Aan Joden en heidenen zou hij voortaan zijn Heer zo voorstellen en hen wijzen op de noodzakelijkheid zich tot Hem te keren met erkentenis van zonde en schuld.
De Heer heeft deze prediking voor zeer velen willen gebruiken, die door dit door God gegeven middel aan te grijpen eeuwig behoud hebben verkregen, tot eer van zijn naam.
En tot heden wordt deze blijde boodschap alom gepredikt en worden door het aanvaarden van deze uitnodiging dagelijks velen gered van het eeuwig verderf. Zij, die geen uitweg wisten met hun zondenschuld, zagen door het geloof op Hem, die aan het kruis de straf over hun zonden had ondergaan, zodat zij vrij verklaard werden van deze straf.
Deze Goddelijke boodschap was voor hen tot op dat ogenblik verborgen en ze aanvaardden dit evangelie als een geopenbaarde verborgenheid van God
Zij, die tot het geloof in de Heer Jezus als hun persoonlijke Verlosser kwamen, werden door God niet meer als zondaars gezien, maar waren door wedergeboorte kinderen van God geworden. Zij behoorden dus tot die grote familie, die God als Vader mag kennen.

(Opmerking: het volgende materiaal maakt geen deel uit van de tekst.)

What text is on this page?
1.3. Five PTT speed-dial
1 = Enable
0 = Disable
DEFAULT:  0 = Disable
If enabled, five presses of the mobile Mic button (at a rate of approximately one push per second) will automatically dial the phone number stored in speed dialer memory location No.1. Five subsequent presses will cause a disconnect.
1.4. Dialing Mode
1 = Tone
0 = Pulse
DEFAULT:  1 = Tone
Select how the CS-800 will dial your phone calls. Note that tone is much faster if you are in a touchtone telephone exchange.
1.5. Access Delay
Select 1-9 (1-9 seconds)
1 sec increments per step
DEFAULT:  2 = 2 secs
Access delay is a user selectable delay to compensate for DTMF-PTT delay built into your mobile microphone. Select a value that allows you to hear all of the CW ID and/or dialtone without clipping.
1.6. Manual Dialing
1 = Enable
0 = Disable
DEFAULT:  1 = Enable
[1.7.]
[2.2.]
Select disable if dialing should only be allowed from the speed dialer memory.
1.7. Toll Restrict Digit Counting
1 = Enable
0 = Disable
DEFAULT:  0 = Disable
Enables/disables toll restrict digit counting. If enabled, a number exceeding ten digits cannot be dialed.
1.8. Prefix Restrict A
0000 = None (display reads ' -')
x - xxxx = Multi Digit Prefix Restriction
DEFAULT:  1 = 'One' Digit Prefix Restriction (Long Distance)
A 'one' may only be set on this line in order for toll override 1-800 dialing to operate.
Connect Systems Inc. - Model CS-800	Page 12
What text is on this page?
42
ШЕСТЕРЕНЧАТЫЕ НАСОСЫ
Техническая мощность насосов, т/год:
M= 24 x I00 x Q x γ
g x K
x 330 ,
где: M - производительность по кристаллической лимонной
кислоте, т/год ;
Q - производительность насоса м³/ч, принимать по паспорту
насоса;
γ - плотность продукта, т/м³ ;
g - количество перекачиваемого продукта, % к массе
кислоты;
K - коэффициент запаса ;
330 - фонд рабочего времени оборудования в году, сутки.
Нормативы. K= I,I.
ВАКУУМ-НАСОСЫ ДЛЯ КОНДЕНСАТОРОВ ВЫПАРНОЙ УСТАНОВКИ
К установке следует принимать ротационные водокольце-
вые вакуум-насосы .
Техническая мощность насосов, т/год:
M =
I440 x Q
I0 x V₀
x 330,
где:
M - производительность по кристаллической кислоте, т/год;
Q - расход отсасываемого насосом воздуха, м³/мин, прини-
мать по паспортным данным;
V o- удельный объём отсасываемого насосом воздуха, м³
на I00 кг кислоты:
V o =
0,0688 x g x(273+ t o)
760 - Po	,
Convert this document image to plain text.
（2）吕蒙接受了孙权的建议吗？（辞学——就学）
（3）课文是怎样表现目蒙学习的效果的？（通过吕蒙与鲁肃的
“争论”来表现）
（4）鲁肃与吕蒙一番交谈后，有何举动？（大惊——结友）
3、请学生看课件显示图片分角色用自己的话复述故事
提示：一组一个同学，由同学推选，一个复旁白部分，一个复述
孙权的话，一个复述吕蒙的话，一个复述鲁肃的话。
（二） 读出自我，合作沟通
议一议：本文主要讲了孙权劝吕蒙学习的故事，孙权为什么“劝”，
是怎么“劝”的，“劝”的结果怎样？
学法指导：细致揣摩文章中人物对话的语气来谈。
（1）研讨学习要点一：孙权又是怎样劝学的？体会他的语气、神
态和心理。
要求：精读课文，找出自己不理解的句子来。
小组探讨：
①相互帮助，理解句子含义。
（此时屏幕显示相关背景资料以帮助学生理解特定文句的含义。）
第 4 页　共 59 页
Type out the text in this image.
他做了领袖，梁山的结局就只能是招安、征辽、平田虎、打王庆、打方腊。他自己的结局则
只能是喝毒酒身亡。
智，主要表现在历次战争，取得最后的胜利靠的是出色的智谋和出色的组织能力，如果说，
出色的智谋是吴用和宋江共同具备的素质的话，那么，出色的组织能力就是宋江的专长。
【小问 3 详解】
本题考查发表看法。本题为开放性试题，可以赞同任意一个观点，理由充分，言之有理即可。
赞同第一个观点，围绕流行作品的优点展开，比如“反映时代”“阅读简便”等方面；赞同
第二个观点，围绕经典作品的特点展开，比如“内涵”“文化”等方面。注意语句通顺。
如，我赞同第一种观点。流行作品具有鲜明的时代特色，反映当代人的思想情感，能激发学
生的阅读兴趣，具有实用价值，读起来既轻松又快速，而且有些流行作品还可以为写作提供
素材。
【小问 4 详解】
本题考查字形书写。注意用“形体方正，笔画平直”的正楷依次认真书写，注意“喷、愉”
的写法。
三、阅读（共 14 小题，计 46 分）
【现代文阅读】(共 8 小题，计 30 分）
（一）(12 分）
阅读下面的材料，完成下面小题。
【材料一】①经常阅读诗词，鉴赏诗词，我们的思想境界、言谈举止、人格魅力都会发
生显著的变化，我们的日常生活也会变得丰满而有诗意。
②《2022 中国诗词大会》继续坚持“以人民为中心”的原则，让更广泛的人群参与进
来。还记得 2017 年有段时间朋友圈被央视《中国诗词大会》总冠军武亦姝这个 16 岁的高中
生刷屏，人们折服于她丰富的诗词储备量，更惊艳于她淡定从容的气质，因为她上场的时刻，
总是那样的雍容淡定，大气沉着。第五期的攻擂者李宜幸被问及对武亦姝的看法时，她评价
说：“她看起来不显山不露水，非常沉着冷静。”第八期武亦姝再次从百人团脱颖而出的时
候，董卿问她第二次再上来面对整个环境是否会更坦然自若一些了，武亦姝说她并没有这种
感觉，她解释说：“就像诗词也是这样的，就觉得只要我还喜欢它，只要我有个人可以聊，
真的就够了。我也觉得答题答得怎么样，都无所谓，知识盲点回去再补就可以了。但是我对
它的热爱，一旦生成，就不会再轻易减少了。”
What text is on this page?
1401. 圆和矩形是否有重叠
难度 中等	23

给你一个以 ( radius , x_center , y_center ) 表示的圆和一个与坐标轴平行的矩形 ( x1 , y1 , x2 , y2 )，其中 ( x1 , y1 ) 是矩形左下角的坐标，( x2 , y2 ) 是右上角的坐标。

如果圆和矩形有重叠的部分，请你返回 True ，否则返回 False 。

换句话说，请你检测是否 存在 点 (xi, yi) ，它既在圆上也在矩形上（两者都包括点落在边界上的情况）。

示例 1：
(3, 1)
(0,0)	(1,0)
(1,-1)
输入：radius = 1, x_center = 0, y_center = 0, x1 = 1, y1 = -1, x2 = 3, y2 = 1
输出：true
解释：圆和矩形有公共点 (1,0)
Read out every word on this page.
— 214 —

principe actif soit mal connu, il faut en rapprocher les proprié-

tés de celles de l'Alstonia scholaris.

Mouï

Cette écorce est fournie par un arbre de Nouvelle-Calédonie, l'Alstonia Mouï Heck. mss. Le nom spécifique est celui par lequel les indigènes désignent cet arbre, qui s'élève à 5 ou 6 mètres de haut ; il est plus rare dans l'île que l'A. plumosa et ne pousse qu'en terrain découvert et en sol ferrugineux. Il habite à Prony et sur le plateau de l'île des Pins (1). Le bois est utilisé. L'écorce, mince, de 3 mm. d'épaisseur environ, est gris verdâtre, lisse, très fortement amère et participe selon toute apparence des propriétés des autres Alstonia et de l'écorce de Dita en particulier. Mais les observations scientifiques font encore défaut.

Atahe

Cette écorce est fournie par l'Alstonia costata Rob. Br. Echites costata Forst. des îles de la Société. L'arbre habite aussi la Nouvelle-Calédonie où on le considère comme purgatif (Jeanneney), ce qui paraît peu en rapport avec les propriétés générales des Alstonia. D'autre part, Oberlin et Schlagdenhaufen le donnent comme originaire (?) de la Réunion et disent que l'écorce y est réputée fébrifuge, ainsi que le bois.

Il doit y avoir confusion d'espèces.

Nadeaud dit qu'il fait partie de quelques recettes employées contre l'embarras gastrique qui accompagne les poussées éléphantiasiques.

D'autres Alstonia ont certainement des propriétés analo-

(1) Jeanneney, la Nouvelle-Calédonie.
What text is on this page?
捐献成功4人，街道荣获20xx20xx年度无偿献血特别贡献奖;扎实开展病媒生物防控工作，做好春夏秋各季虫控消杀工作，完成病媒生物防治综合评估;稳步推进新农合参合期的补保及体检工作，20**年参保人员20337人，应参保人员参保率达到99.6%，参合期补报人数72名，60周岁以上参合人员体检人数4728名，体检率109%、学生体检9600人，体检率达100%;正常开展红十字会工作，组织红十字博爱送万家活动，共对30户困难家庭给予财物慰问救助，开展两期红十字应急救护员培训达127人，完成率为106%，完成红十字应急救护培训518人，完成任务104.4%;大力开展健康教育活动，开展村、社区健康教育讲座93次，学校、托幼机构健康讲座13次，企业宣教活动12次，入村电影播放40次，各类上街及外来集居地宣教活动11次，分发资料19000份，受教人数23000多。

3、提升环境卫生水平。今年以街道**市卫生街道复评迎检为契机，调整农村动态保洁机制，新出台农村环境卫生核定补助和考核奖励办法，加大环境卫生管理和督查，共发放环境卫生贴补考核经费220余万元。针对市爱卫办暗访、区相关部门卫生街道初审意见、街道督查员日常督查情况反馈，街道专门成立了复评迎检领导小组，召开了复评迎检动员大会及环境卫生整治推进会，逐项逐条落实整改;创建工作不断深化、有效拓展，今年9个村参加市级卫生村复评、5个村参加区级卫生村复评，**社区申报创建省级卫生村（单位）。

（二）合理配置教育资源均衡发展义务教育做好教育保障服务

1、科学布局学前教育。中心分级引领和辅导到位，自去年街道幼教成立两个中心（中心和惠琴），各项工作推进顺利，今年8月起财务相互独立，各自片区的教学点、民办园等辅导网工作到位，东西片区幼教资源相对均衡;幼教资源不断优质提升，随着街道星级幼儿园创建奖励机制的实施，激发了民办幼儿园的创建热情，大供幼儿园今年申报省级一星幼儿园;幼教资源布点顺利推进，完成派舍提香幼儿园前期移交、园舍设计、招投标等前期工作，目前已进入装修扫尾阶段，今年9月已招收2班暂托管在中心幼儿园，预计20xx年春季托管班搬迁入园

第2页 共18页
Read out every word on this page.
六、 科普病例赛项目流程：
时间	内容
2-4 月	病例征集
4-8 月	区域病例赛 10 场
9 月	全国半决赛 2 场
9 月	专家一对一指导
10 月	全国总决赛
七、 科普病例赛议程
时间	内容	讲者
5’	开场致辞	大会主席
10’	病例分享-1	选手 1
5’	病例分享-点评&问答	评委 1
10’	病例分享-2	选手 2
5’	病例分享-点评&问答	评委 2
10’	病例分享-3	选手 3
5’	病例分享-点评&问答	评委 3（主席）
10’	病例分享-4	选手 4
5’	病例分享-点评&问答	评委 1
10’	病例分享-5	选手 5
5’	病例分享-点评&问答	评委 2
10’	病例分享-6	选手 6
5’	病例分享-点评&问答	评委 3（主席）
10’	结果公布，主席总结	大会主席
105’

God heeft hen, zijn kinderen, willen invoeren in de familiegeheimen, die Hij door de apostel Paulus liet prediken. Vooral in zijn brieven heeft hij, in opdracht van God, wonderschone kenmerken van de Heer Jezus mogen doorgeven in tal van geopenbaarde verborgenheden; en daarom kan ook in betrekking tot gelovigen van het evangelie van de verborgenheid gesproken worden.
Zo heeft hij bijv. in de eerste plaats de aandacht mogen vestigen op de Heer Jezus, het vleesgeworden Woord van God met de woorden: "God geopenbaard in het vlees". Hij noemt deze openbaring van de verborgenheid van de godsvrucht groot.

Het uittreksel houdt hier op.